Monday, March 24, 2003

This weekend I took my Tibetan Mastiff puppy to the Tibetan Mastiff Club of America National Show.The Bodhi placed third in 3-6 month dog. This is one of the national clubs devoted to the Tibetan Mastiff. The other is the American Tibetan Mastiff Association. TMs are a very rare breed. For more information on the history of the breed click here. TMs are among the oldest breeds of dogs with a recognizable appearance going back to more than 2500 years. Ths first written accounts of the breed are from China around 1100 BC. Most breeders today believe the TM served as the foundation source for the modern working breed dogs. In Tibet the animal is used as a guardian and flock guardian.
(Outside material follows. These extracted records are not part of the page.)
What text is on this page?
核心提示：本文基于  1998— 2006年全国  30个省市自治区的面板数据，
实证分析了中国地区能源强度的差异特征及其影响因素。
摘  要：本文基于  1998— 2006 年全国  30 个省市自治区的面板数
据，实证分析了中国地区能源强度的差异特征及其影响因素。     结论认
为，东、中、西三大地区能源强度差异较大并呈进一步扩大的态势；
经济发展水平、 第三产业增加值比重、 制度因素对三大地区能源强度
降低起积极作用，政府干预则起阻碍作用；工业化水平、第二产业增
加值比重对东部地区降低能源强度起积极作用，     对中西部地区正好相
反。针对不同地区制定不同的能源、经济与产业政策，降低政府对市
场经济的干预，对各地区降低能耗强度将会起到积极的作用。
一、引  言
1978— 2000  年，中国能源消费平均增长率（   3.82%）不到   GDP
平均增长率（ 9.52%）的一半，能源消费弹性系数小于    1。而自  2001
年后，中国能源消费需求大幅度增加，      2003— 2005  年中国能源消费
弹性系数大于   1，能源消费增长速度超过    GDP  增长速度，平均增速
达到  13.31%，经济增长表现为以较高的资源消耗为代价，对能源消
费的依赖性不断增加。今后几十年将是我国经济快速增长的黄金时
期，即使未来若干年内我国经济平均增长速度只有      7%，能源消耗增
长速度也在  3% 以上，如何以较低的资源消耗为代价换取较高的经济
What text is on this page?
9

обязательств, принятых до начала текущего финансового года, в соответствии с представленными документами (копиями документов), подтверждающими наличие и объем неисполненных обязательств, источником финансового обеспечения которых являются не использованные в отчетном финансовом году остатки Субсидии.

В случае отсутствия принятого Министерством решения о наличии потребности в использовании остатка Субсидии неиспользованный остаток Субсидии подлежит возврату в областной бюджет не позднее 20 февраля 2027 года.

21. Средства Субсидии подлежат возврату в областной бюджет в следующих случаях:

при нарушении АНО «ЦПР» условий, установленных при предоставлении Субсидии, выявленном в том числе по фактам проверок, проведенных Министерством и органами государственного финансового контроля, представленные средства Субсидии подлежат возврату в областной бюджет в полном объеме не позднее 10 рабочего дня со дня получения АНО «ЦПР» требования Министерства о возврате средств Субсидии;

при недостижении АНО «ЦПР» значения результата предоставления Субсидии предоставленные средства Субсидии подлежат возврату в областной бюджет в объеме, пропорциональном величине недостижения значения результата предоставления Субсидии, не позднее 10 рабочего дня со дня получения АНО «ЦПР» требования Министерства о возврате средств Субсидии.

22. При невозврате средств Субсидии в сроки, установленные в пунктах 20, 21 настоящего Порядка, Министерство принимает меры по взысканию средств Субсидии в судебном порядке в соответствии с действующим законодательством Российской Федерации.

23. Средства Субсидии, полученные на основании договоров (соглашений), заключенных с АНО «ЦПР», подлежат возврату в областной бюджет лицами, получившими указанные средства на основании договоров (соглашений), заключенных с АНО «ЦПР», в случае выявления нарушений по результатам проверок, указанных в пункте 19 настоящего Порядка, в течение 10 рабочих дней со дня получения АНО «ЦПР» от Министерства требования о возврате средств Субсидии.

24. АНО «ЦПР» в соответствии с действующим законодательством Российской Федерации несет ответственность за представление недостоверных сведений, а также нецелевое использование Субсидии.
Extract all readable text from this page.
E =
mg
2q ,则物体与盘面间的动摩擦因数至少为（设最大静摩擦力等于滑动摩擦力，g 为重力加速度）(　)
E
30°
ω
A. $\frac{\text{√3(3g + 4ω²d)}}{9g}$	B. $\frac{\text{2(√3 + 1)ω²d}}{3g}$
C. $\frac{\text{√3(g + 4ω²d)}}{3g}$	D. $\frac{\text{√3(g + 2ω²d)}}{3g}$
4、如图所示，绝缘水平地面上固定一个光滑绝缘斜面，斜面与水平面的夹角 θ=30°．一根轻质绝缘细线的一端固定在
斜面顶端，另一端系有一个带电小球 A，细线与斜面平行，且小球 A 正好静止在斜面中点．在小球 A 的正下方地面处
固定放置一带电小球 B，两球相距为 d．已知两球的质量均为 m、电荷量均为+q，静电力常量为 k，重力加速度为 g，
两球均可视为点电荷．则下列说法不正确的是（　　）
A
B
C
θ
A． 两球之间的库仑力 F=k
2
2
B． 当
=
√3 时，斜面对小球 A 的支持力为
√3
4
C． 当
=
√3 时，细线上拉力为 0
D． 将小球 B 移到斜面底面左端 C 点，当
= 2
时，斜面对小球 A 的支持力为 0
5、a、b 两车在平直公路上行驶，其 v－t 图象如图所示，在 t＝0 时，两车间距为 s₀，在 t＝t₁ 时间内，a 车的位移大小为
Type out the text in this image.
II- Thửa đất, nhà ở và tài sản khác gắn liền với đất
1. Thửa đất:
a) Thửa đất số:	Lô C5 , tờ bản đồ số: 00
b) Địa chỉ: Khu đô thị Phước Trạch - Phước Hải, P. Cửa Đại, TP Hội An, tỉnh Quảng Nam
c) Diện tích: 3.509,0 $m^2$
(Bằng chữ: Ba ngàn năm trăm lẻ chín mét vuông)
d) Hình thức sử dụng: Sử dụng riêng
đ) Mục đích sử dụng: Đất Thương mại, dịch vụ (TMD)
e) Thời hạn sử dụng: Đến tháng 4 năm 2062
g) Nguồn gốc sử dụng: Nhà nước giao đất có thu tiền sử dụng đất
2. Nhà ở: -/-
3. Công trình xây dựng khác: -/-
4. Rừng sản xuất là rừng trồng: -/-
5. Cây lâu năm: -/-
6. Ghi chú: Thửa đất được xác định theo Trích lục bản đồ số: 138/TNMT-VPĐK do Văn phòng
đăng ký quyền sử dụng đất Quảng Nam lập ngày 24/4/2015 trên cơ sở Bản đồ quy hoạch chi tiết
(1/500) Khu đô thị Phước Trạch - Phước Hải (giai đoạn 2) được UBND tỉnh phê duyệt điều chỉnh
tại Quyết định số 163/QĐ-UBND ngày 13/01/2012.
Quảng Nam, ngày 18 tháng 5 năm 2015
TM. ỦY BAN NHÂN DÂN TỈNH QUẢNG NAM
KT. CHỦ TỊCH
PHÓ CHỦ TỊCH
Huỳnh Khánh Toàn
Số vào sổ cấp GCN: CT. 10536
The show was held in Sacramento, a city I had never visited in California - a long six hour drive across the central valley filled with large scale farms. Farms very different than the small family run operations I had know as a kid in Indiana. Here the business of farming is just that a business. As a opposed to the family run operations which had been a family for 4-5 generations, these farms had the fresh newness of California on them, clean wholesome and at the same time industry and troubling. The farm lands of the Central Valley are like the myth of California itself. Heavily irrigated with water from the Colorado river, these lands would be barren without the water. They provide the illusion of fertility, with a heavy price. The land is barren otherwise. The water disguises and hides the dead land underneath. Life is produced and consumed, lush green life heavily fertilized with industrial pesticides. It provides the dream of California gleaming in the sun, whose cost is born by other people, other towns and other lives.